Each element comprises a 2.4 or 2.6 GHz AMD Opteron processor with up to two cores, a custom "SeaStar" communications chip, and between 1 and 8 GB of RAM. The PowerPC 440 based SeaStar device provides a 6.4 GB/s connection to the processor across HyperTransport, as well as six 7.6 GB/s links to neighboring elements.

The XT3 system runs an operating system called UNICOS/lc, and with the file system leveraging Lustre. In UNICOS/lc 1.x, the Compute PEs run a Sandia developed microkernel called Catamount, which is descended from the SUNMOS OS of the Intel Paragon; in UNICOS/lc 2.0, Catamount was replaced by a specially tuned version of Linux called Compute Node Linux (CNL). Service and IO PEs run the full version of SuSE Linux and are used for interactive logins, systems management, application compiling and job launch. I/O PEs use physically distinct hardware, in that the node boards include PCI-X slots for connections to Ethernet and Fibre Channel networks.
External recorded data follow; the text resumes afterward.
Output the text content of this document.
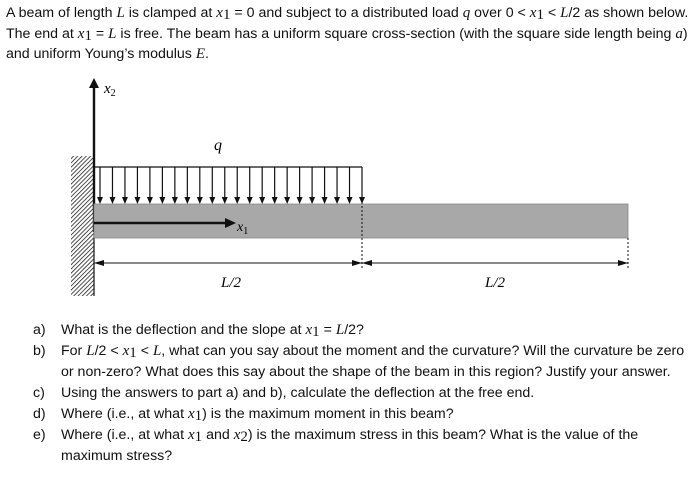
A beam of length L is clamped at $x_1 = 0$ and subject to a distributed load q over $0 < x_1 < L/2$ as shown below. The end at $x_1 = L$ is free. The beam has a uniform square cross-section (with the square side length being a) and uniform Young’s modulus E.

$x_2$
$x_1$
q
L/2	L/2
a) What is the deflection and the slope at $x_1 = L/2$?
b) For $L/2 < x_1 < L$, what can you say about the moment and the curvature? Will the curvature be zero or non-zero? What does this say about the shape of the beam in this region? Justify your answer.
c) Using the answers to part a) and b), calculate the deflection at the free end.
d) Where (i.e., at what $x_1$) is the maximum moment in this beam?
e) Where (i.e., at what $x_1$ and $x_2$) is the maximum stress in this beam? What is the value of the maximum stress?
Though the performance of each XT3 model will vary with the speed and number of processors installed, the November 2007 Top500 results for the Red Storm machine, the largest XT3 machine installed at Sandia, measured 102.7 teraflops on the Linpack benchmark, placing it at #6 on the list. After upgrades in 2008 to install some XT4 nodes with quad-core Opterons, Red Storm achieved 248 teraflops to place at #9 on the November 2008 Top500.